In 2014 Monkeyhouse interviewed many of the participants in the CoolNY Dance Festival, including Jordan Rosin of the Ume Group, who celebrates a birthday this month! Originally posted here on 01/28/2014.
By Nicole Harris
Our next interview in the CoolNY 2014 Dance Festival series is with Jordan Rosin of The Ume Group. You can see his work on Friday, February 7 at 9:00pm & Sunday, February 9 at 6:00pm. All performances are held at the WHITE WAVE John Ryan Theatre, 25 Jay St., Brooklyn, NY and are FREE! -Nicole.
N: Butoh is such a distinct movement style. How do you find it blends with the other movement styles you experiment with? Are there things that you struggle to meld due to the nature of Butoh?

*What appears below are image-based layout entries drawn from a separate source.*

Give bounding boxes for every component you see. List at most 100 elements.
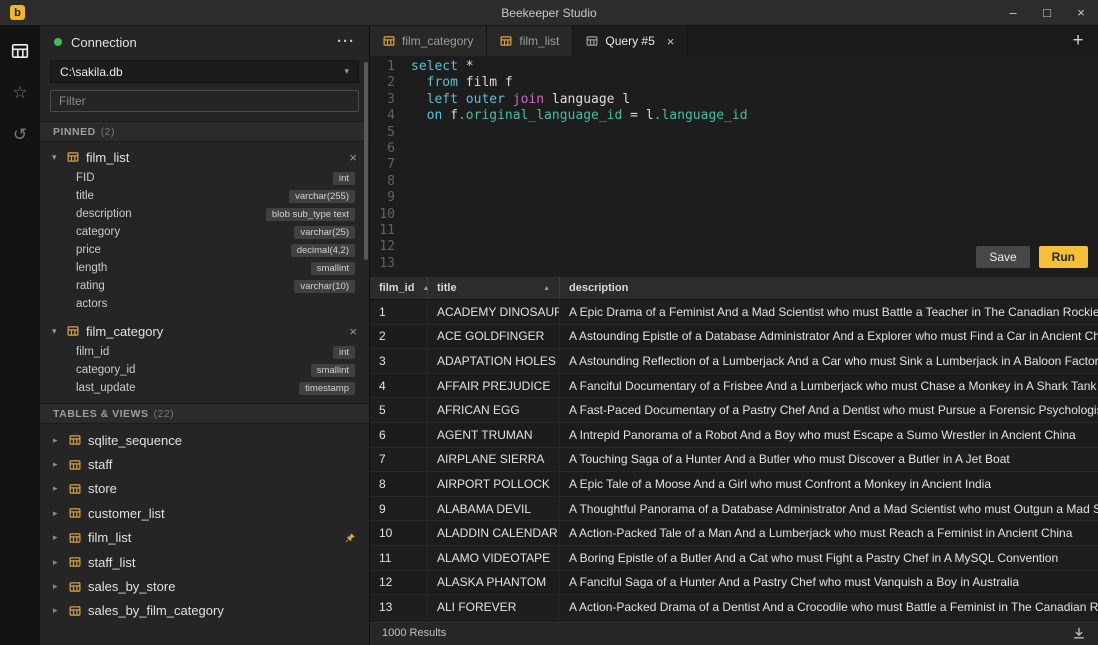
database-select[interactable]: C:\sakila.db ▾ — [50, 60, 359, 83]
code-token: f — [442, 108, 458, 123]
table-icon — [69, 556, 81, 568]
table-list-item-sales-by-store[interactable]: ▸sales_by_store — [40, 574, 369, 598]
chevron-right-icon[interactable]: ▸ — [53, 532, 69, 543]
run-button[interactable]: Run — [1039, 246, 1088, 268]
cell-title: AFRICAN EGG — [428, 398, 560, 422]
pinned-table-film-category[interactable]: ▾ film_category× — [40, 319, 369, 343]
minimize-icon[interactable]: – — [996, 0, 1030, 25]
save-button[interactable]: Save — [976, 246, 1029, 268]
table-row[interactable]: 8AIRPORT POLLOCKA Epic Tale of a Moose A… — [370, 472, 1098, 497]
code-token: * — [458, 59, 474, 74]
chevron-down-icon[interactable]: ▾ — [52, 152, 67, 163]
sql-editor[interactable]: 12345678910111213 select * from film f l… — [370, 56, 1098, 277]
line-number: 9 — [370, 190, 395, 206]
table-row[interactable]: 9ALABAMA DEVILA Thoughtful Panorama of a… — [370, 497, 1098, 522]
sidebar-scrollbar[interactable] — [364, 62, 368, 260]
maximize-icon[interactable]: □ — [1030, 0, 1064, 25]
code-token — [411, 239, 419, 254]
filter-input[interactable] — [50, 90, 359, 112]
history-icon[interactable]: ↺ — [9, 124, 31, 146]
table-row[interactable]: 1ACADEMY DINOSAURA Epic Drama of a Femin… — [370, 300, 1098, 325]
chevron-down-icon[interactable]: ▾ — [52, 326, 67, 337]
column-header-label: film_id — [379, 282, 414, 294]
editor-code[interactable]: select * from film f left outer join lan… — [402, 59, 1098, 277]
tables-list: ▸sqlite_sequence▸staff▸store▸customer_li… — [40, 424, 369, 623]
table-name: film_category — [86, 324, 349, 339]
line-number: 1 — [370, 59, 395, 75]
chevron-right-icon[interactable]: ▸ — [53, 605, 69, 616]
table-row[interactable]: 2ACE GOLDFINGERA Astounding Epistle of a… — [370, 325, 1098, 350]
code-token — [411, 157, 419, 172]
column-name: category — [76, 226, 120, 238]
tab-query-5[interactable]: Query #5× — [573, 26, 688, 56]
chevron-right-icon[interactable]: ▸ — [53, 483, 69, 494]
tables-section-header[interactable]: TABLES & VIEWS (22) — [40, 403, 369, 424]
pinned-section-header[interactable]: PINNED (2) — [40, 121, 369, 142]
close-window-icon[interactable]: × — [1064, 0, 1098, 25]
column-header-film-id[interactable]: film_id ▲ — [370, 277, 428, 299]
code-token: .original_language_id — [458, 108, 622, 123]
tab-film-category[interactable]: film_category — [370, 26, 487, 56]
code-token — [411, 207, 419, 222]
table-row[interactable]: 6AGENT TRUMANA Intrepid Panorama of a Ro… — [370, 423, 1098, 448]
table-list-item-film-list[interactable]: ▸film_list — [40, 526, 369, 550]
table-list-item-customer-list[interactable]: ▸customer_list — [40, 501, 369, 525]
favorites-star-icon[interactable]: ☆ — [9, 82, 31, 104]
table-icon — [67, 325, 79, 337]
connection-menu-icon[interactable]: ··· — [337, 37, 355, 47]
table-list-item-sales-by-film-category[interactable]: ▸sales_by_film_category — [40, 599, 369, 623]
table-row[interactable]: 11ALAMO VIDEOTAPEA Boring Epistle of a B… — [370, 546, 1098, 571]
table-row[interactable]: 5AFRICAN EGGA Fast-Paced Documentary of … — [370, 398, 1098, 423]
download-results-icon[interactable] — [1072, 626, 1086, 640]
column-type-badge: varchar(255) — [289, 190, 355, 203]
table-row[interactable]: 7AIRPLANE SIERRAA Touching Saga of a Hun… — [370, 448, 1098, 473]
cell-film-id: 9 — [370, 497, 428, 521]
cell-film-id: 6 — [370, 423, 428, 447]
title-bar: b Beekeeper Studio – □ × — [0, 0, 1098, 26]
table-list-item-store[interactable]: ▸store — [40, 477, 369, 501]
cell-film-id: 5 — [370, 398, 428, 422]
line-number: 2 — [370, 75, 395, 91]
table-list-item-staff-list[interactable]: ▸staff_list — [40, 550, 369, 574]
pin-icon[interactable] — [344, 532, 356, 544]
unpin-close-icon[interactable]: × — [349, 150, 357, 165]
table-list-item-staff[interactable]: ▸staff — [40, 452, 369, 476]
column-row: lengthsmallint — [40, 259, 369, 277]
column-type-badge: timestamp — [299, 382, 355, 395]
tab-film-list[interactable]: film_list — [487, 26, 573, 56]
code-token: on — [427, 108, 443, 123]
database-select-value: C:\sakila.db — [60, 65, 123, 79]
column-header-description[interactable]: description — [560, 277, 1098, 299]
column-row: category_idsmallint — [40, 361, 369, 379]
table-row[interactable]: 4AFFAIR PREJUDICEA Fanciful Documentary … — [370, 374, 1098, 399]
column-header-title[interactable]: title ▲ — [428, 277, 560, 299]
table-icon — [69, 532, 81, 544]
cell-title: ALI FOREVER — [428, 595, 560, 619]
table-row[interactable]: 12ALASKA PHANTOMA Fanciful Saga of a Hun… — [370, 571, 1098, 596]
chevron-right-icon[interactable]: ▸ — [53, 557, 69, 568]
table-row[interactable]: 10ALADDIN CALENDARA Action-Packed Tale o… — [370, 521, 1098, 546]
chevron-right-icon[interactable]: ▸ — [53, 459, 69, 470]
sort-asc-icon[interactable]: ▲ — [535, 285, 550, 292]
table-row[interactable]: 3ADAPTATION HOLESA Astounding Reflection… — [370, 349, 1098, 374]
line-number: 12 — [370, 239, 395, 255]
chevron-right-icon[interactable]: ▸ — [53, 435, 69, 446]
chevron-right-icon[interactable]: ▸ — [53, 581, 69, 592]
table-list-item-sqlite-sequence[interactable]: ▸sqlite_sequence — [40, 428, 369, 452]
table-row[interactable]: 13ALI FOREVERA Action-Packed Drama of a … — [370, 595, 1098, 620]
editor-actions: Save Run — [976, 246, 1088, 268]
column-name: FID — [76, 172, 95, 184]
column-type-badge: smallint — [311, 262, 355, 275]
tables-rail-icon[interactable] — [9, 40, 31, 62]
line-number: 8 — [370, 174, 395, 190]
chevron-right-icon[interactable]: ▸ — [53, 508, 69, 519]
connection-header: Connection ··· — [40, 26, 369, 58]
line-number: 5 — [370, 125, 395, 141]
unpin-close-icon[interactable]: × — [349, 324, 357, 339]
new-tab-button[interactable]: + — [1058, 26, 1098, 56]
cell-description: A Epic Drama of a Feminist And a Mad Sci… — [560, 300, 1098, 324]
column-type-badge: decimal(4,2) — [291, 244, 355, 257]
pinned-table-film-list[interactable]: ▾film_list× — [40, 145, 369, 169]
column-type-badge: int — [333, 172, 355, 185]
close-tab-icon[interactable]: × — [667, 34, 675, 49]
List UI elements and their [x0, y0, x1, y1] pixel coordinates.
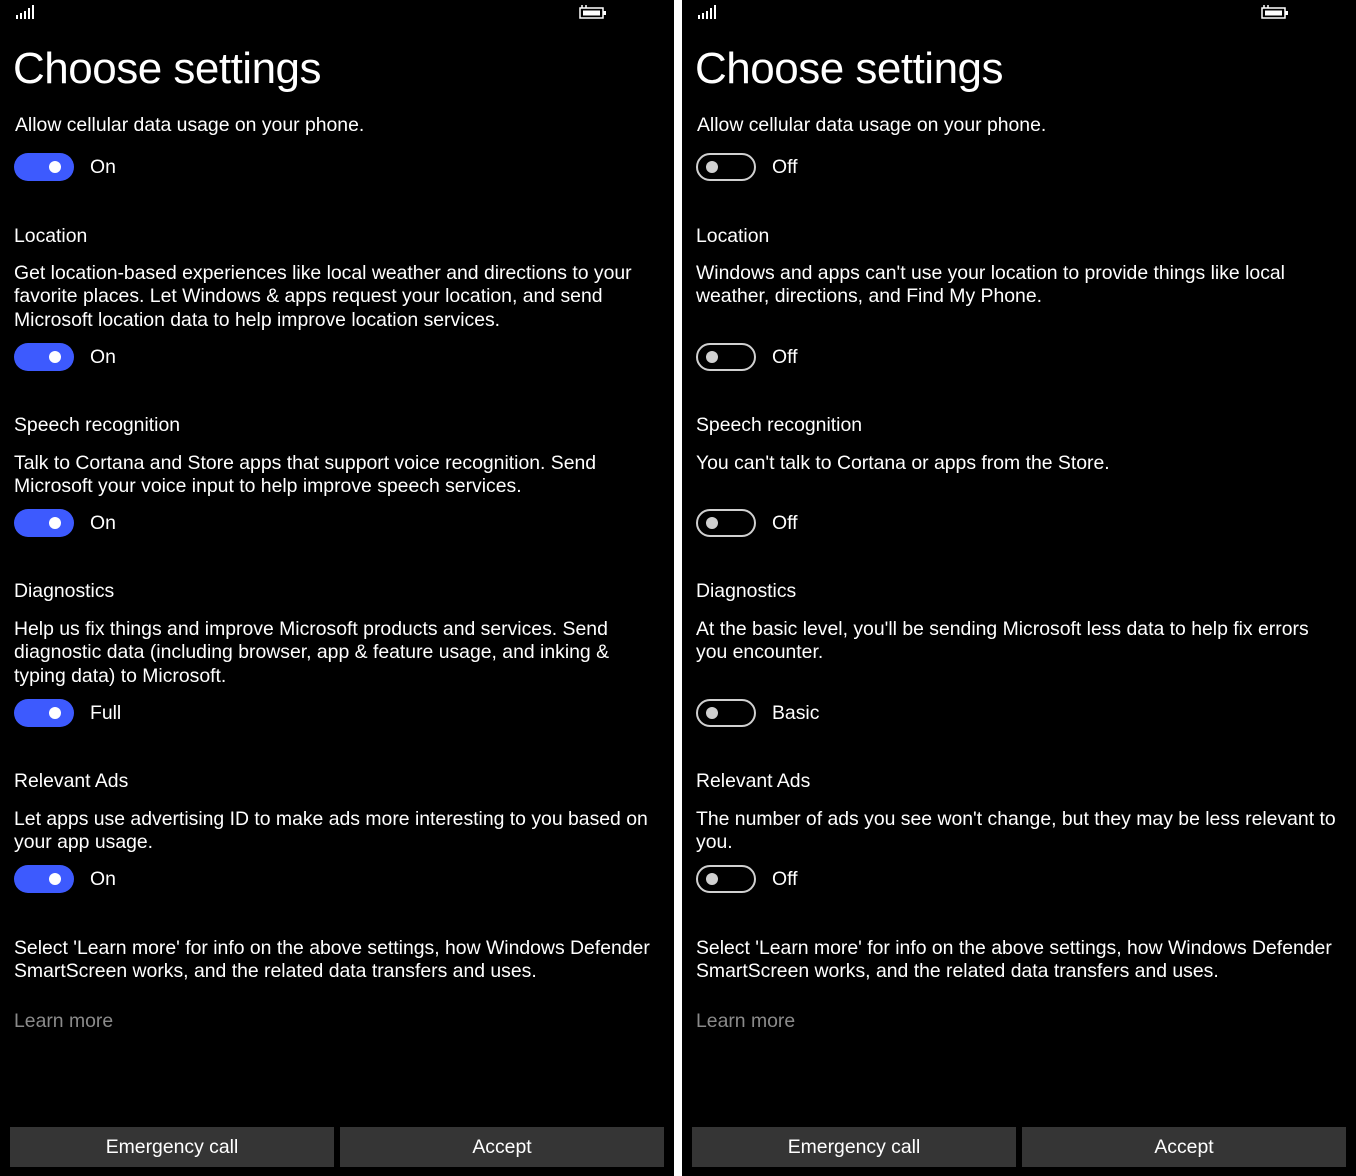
- toggle-knob: [49, 161, 61, 173]
- ads-description: Let apps use advertising ID to make ads …: [14, 808, 648, 854]
- location-heading: Location: [14, 225, 88, 247]
- toggle-knob: [706, 351, 718, 363]
- toggle-knob: [49, 517, 61, 529]
- cellular-toggle[interactable]: [14, 153, 74, 181]
- toggle-knob: [706, 161, 718, 173]
- speech-heading: Speech recognition: [14, 414, 181, 436]
- location-description: Get location-based experiences like loca…: [14, 262, 632, 331]
- accept-button[interactable]: Accept: [1022, 1127, 1346, 1167]
- location-toggle[interactable]: [696, 343, 756, 371]
- cellular-text: Allow cellular data usage on your phone.: [15, 114, 365, 136]
- diagnostics-toggle-label: Basic: [772, 702, 820, 724]
- accept-button[interactable]: Accept: [340, 1127, 664, 1167]
- info-text: Select 'Learn more' for info on the abov…: [14, 937, 650, 983]
- diagnostics-description: Help us fix things and improve Microsoft…: [14, 618, 610, 687]
- location-heading: Location: [696, 225, 770, 247]
- ads-toggle[interactable]: [696, 865, 756, 893]
- location-toggle-label: Off: [772, 346, 798, 368]
- speech-description: Talk to Cortana and Store apps that supp…: [14, 452, 597, 498]
- cellular-toggle-label: On: [90, 156, 116, 178]
- learn-more-link[interactable]: Learn more: [696, 1010, 795, 1033]
- page-title: Choose settings: [695, 44, 1004, 93]
- battery-charging-icon: [578, 5, 608, 19]
- emergency-call-button[interactable]: Emergency call: [10, 1127, 334, 1167]
- signal-bars-icon: [16, 5, 38, 19]
- location-toggle-label: On: [90, 346, 116, 368]
- toggle-knob: [49, 707, 61, 719]
- speech-toggle-label: On: [90, 512, 116, 534]
- info-text: Select 'Learn more' for info on the abov…: [696, 937, 1332, 983]
- diagnostics-heading: Diagnostics: [14, 580, 115, 602]
- toggle-knob: [49, 873, 61, 885]
- screen-right: Choose settings Allow cellular data usag…: [682, 0, 1356, 1176]
- speech-heading: Speech recognition: [696, 414, 863, 436]
- page-title: Choose settings: [13, 44, 322, 93]
- toggle-knob: [706, 707, 718, 719]
- diagnostics-toggle-label: Full: [90, 702, 122, 724]
- ads-heading: Relevant Ads: [696, 770, 811, 792]
- location-toggle[interactable]: [14, 343, 74, 371]
- battery-charging-icon: [1260, 5, 1290, 19]
- ads-heading: Relevant Ads: [14, 770, 129, 792]
- ads-toggle-label: Off: [772, 868, 798, 890]
- toggle-knob: [706, 873, 718, 885]
- signal-bars-icon: [698, 5, 720, 19]
- location-description: Windows and apps can't use your location…: [696, 262, 1285, 308]
- cellular-toggle[interactable]: [696, 153, 756, 181]
- emergency-call-button[interactable]: Emergency call: [692, 1127, 1016, 1167]
- speech-description: You can't talk to Cortana or apps from t…: [696, 452, 1110, 474]
- speech-toggle[interactable]: [14, 509, 74, 537]
- toggle-knob: [49, 351, 61, 363]
- ads-description: The number of ads you see won't change, …: [696, 808, 1336, 854]
- screen-left: Choose settings Allow cellular data usag…: [0, 0, 674, 1176]
- cellular-toggle-label: Off: [772, 156, 798, 178]
- cellular-text: Allow cellular data usage on your phone.: [697, 114, 1047, 136]
- diagnostics-toggle[interactable]: [696, 699, 756, 727]
- diagnostics-toggle[interactable]: [14, 699, 74, 727]
- speech-toggle-label: Off: [772, 512, 798, 534]
- diagnostics-heading: Diagnostics: [696, 580, 797, 602]
- speech-toggle[interactable]: [696, 509, 756, 537]
- ads-toggle[interactable]: [14, 865, 74, 893]
- toggle-knob: [706, 517, 718, 529]
- learn-more-link[interactable]: Learn more: [14, 1010, 113, 1033]
- diagnostics-description: At the basic level, you'll be sending Mi…: [696, 618, 1309, 664]
- ads-toggle-label: On: [90, 868, 116, 890]
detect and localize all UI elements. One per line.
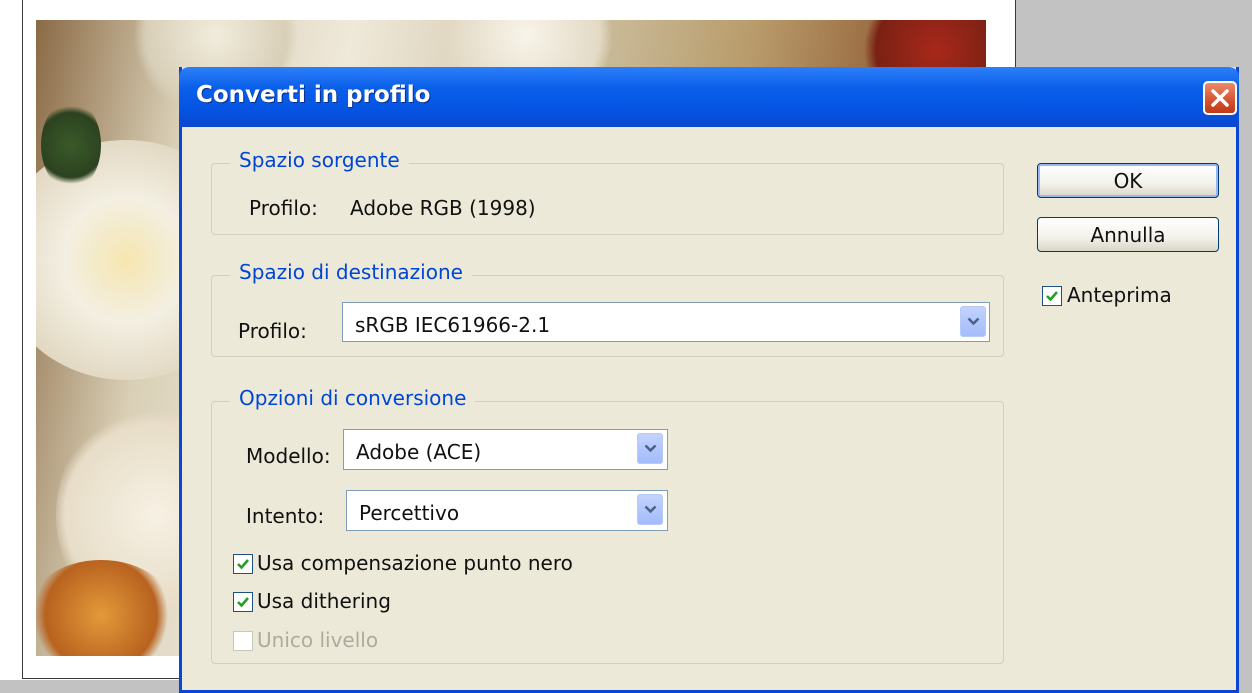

JR: While from the outside eye it may appear that there is not much in common between butoh and some of the other physical disciplines we practice (like gymnastics or kung fu), there hasn't yet been a movement style we've hands-down failed to meld with Butoh. Mostly, I think this is because of the fact that we view Butoh more as a philosophy and as a physical / spiritual discipline than as a movement style in and of itself. There are certain characters and situations in drama where our most self-sacrificial Butoh practices may seem out of place in performance, but things like embracing the physical hardship of a choreography or offering our dance to the benefit of others can really only deepen the resonance of a given performance (in any style).
N: Your company, The Ume Group, is called a physical theatre company. Can you talk a bit about what that means and how it differs from dance or dance theatre?
JR: Primarily, our core ensemble has come from the world of theatre. All of us have trained in method-based acting and a realistic approach to telling stories onstage. The word "physical" comes in because we aim to train our bodies and to practice our art with the self-discipline and dedication characteristic of athletes or dancers. Every 2nd & 4th Tuesday for example, our core ensemble and community of followers join together in a free & open-to-the-public event known as "Open Training" where 3 teachers share 3 radically different approaches to training the physical body of a performer. I'm excited that in February we'll also begin our first weekly "Company Classes" which will focus (at least initially) on tightly goal-oriented training in gymnastics, yoga, and butoh for our most frequent performers. Many would say that the work we do is like dance, but not coming from that world myself, I wouldn't really know.
N: It looks like your work is a very intense and hands on. How do you find the people you work with? How much say do they have in the creation process?
JR: In the last year or so we instituted a physical training program known as the Training Ensemble, where for three months at a time one day each week a group of 6 artists gather to learn a variety of physical disciplines, create new work together, and practice their own skill as teachers. From this program - now in its third quarter - most of our principle dancers have emerged, including Marie Putko and Dave Herigstadwhom you will see perform when you join us at the CoolNY Festival on Feb. 7 and 9. In our first two years as a company, membership was all about participation in our flagship martial-arts / butoh-dance epic, BUTOH ELECTRA which we produced at numerous venues and for which casts of actors and actor/dancers selected from extensive rounds of auditioning trained and rehearsed for months at a time. That's how we met Yokko and Hannah Scott, who still teach and dance with us on a regular basis. Now we've begun - through the Training Ensemble - to develop a more formal, but still remarkably organic way of initiating new artists into our creative process. As far as that creative process is concerned, it is always truly varied and highly ensemble-based. As a "choreographer", I pick a few of the landmarks (sometimes themes, music, words; occasionally the body positions) which I think will render the most interesting or resonant journey for the artists to undergo in front of an audience and then I ask the artists to practice that journey, discovering their own landmarks with sometimes similar, sometimes different destinations. Their commitment to moment-to-moment honesty with themselves and with the universe around them is more important than any combination of poses or words, which I think of as part of that final destination.
N: People in the arts often develop strong mentor/mentee relationships. Did/do you have a mentor throughout your career? Do you have a person or people that you have taken the mentorship role for now that you're a more established artist? How do you feel those relationships change your work?
JR: Awesome question. I believe that mentor-ship is fantastically important. I was lucky enough when I was in acting school to have a teacher by the name of Steven Cross who truly pushed me to explore alternate ideas of what "theatre" could mean. As one of the school's two "movement" teachers in the acting program, he not only advised all of my directing work, but was also the first one to introduce me to the tools-of-the-body I use on a regular basis today... yogic asanas, whole-body listening, handstands (which are a fabulously useful trick for anyone to explore), and centering myself with breath. From these seeds I developed a whole variety of interests in disciplines as diverse as butoh and competition-style gymnastics, but perhaps more importantly, he helped me develop an awareness of my body as a playground and a temple, across which my spirit is thrilled to dance and play in new ways every day. That's what I aim to cultivate in the artists I mentor when I am blessed to teach in The Ume Group's workshops and Open Training sessions.